- Because hydropower is a local energy source, there is no loss of electricity through long distance transmission lines which average a 7% loss nationwide.
- Aspen is located at a dead end of the Colorado electric grid. Local hydroelectric power is available in the event transmission lines or the grid fail.
- The CCEC will be connected to the underground electric distribution system and less susceptible to storm events. In a storm event, the CCEC can provide power to emergency shelters such as the Aspen Recreation Center or schools. Moreover, barring severe drought, power production from the CCEC should be steady and virtually continuous.
- More than 120 years after Aspen’s first kilowatt of hydro energy sparked onto the Aspen electrical grid, the Ruedi and Maroon Creek plants continue to prove that hydropower is an ideal energy source for Aspen.
The CCEC will guarantee these same benefits for another 75 years into the future.
Both the Ruedi and Maroon Creek plants have proven to be huge successes — environmentally and financially, while increasing the long-term security of Aspen’s energy supply because they are local power sources.
- With the CCEC running at full capacity, Aspen's carbon footprint will be reduced by 5,200 tons of CO2 each year (equivalent to taking 908 vehicles off the road each year).
Protecting River Ecology:
- The City of Aspen and the Colorado Division of Parks and Wildlife have entered into a Memorandum of Understanding establishing a comprehensive stream monitoring and adaptive management regime that will protect the fisheries and stream habitat on Castle and Maroon Creeks when the Castle Creek plant comes online.
- The CCEC is projected to provide hundreds of thousansds in yearly cost savings vs. wholesale purchased power.
- Local hydropower eliminates wheeling charges and long-distance transmission losses.

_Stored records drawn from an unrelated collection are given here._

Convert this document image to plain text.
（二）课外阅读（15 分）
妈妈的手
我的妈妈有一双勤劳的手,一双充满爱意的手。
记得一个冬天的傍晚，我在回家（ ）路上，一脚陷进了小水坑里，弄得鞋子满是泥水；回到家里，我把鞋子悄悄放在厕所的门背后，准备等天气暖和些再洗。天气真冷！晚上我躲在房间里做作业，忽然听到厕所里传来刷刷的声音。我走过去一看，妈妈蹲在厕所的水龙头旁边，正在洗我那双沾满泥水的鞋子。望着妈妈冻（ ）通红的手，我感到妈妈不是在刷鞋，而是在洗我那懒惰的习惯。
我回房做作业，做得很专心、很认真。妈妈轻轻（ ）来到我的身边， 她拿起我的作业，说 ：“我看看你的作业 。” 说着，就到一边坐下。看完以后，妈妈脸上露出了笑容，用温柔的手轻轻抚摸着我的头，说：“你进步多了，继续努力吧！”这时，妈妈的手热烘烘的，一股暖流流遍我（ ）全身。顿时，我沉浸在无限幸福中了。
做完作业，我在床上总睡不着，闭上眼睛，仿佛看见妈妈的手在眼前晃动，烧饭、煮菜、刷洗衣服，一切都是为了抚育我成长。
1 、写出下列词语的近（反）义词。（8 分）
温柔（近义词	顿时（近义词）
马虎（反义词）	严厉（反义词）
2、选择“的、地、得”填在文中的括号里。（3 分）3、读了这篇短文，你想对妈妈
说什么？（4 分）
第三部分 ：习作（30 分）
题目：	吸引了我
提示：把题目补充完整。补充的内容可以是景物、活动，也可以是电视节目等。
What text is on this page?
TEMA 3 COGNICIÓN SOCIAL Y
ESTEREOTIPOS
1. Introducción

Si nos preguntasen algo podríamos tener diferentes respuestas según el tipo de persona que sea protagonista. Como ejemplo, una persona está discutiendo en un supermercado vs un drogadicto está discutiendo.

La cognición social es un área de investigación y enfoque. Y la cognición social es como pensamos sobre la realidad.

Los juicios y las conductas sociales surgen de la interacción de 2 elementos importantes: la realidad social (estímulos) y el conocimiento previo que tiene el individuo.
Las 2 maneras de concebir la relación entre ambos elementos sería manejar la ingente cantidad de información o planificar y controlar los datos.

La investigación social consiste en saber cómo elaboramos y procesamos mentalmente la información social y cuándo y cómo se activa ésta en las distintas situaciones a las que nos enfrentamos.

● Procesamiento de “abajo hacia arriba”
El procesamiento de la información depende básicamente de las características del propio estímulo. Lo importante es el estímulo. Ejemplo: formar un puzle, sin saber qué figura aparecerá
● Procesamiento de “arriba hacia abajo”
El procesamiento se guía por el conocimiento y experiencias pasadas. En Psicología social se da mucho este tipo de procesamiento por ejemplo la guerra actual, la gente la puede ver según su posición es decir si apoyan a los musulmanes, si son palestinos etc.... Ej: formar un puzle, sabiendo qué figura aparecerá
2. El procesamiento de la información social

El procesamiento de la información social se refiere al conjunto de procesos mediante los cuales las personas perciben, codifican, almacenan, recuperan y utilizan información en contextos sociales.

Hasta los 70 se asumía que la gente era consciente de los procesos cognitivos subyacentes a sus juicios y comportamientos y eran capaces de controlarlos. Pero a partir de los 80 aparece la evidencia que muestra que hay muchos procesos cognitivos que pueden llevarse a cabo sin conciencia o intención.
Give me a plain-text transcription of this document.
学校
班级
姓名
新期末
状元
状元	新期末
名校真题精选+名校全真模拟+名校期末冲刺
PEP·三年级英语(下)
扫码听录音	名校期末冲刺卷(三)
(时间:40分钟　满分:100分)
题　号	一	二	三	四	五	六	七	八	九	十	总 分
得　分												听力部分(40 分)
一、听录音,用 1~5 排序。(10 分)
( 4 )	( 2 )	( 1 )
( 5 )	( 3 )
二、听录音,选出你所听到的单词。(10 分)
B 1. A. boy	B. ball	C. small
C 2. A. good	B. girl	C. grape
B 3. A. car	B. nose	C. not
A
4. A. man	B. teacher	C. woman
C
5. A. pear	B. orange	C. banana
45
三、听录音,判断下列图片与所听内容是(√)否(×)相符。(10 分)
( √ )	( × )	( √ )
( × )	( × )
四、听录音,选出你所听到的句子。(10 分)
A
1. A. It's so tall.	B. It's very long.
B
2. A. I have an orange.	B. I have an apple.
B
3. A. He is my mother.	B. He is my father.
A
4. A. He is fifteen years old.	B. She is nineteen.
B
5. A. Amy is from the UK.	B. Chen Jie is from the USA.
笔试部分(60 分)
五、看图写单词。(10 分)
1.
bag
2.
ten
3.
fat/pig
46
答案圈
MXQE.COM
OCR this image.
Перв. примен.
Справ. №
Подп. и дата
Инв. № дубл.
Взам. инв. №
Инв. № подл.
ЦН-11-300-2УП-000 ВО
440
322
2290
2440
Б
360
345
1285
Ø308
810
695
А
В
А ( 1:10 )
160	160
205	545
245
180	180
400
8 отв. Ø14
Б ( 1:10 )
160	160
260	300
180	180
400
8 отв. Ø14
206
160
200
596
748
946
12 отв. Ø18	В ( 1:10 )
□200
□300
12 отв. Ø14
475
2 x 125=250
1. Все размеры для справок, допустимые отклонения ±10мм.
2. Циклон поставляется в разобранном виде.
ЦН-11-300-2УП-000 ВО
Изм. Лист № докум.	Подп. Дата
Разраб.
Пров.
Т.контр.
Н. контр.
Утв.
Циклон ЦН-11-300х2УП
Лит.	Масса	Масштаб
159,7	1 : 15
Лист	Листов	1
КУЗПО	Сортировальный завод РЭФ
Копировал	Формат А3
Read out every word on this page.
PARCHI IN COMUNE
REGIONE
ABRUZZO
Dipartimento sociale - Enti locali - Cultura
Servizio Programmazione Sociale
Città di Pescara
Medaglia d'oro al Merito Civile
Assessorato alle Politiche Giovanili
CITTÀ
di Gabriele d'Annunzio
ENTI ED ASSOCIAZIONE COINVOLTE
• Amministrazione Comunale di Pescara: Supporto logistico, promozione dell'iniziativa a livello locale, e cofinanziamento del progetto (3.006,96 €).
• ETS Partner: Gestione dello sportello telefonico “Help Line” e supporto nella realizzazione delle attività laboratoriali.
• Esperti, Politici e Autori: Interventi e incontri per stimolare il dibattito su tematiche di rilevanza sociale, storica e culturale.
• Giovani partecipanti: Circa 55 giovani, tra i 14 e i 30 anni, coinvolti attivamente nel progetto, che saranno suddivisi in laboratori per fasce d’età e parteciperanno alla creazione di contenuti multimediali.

Base load is the minimum power necessary to meet customer demands at any given time. It is energy that must be there when a customer turns on a computer, lights, or refrigerator whether or not the sun is shining or the wind is blowing. Coal has been the traditional base load power supply.
Without sufficient levels of locally produced renewable energy, Aspen cannot provide reliable, clean and sustainable base load to the system into the future, and must instead rely upon supplemental purchases of costly, and non-local sources of energy which can be dirty or unreliable.
CCEC Energy is More Affordable:
- Aspen pays $0.067/kwh for its wind purchases currently, and this increases every year based on inflation. The lifetime average cost of CCEC energy is projected to be considerably less.
- Local hydropower from the CCEC is always on. Base load energy sources must be constant and reliable—wind and solar are neither.
- Wind turbines only last between 15 and 20 years on average (CCEC will last 75 years).
- There is uncertainty surrounding long-term maintenance, upkeep, and cost stability associated with wind energy.
Disappearing Federal Subsidies:
- Subsidies have provided as much as 20% of wind energy project costs over the past 10 years.
- The City must pay the Municipal Energy Agency of Nebraska (MEAN) and various owners of transmission/distribution lines to wheel the energy to us over great distances. These great distances incur transmission line energy losses (7% is national average).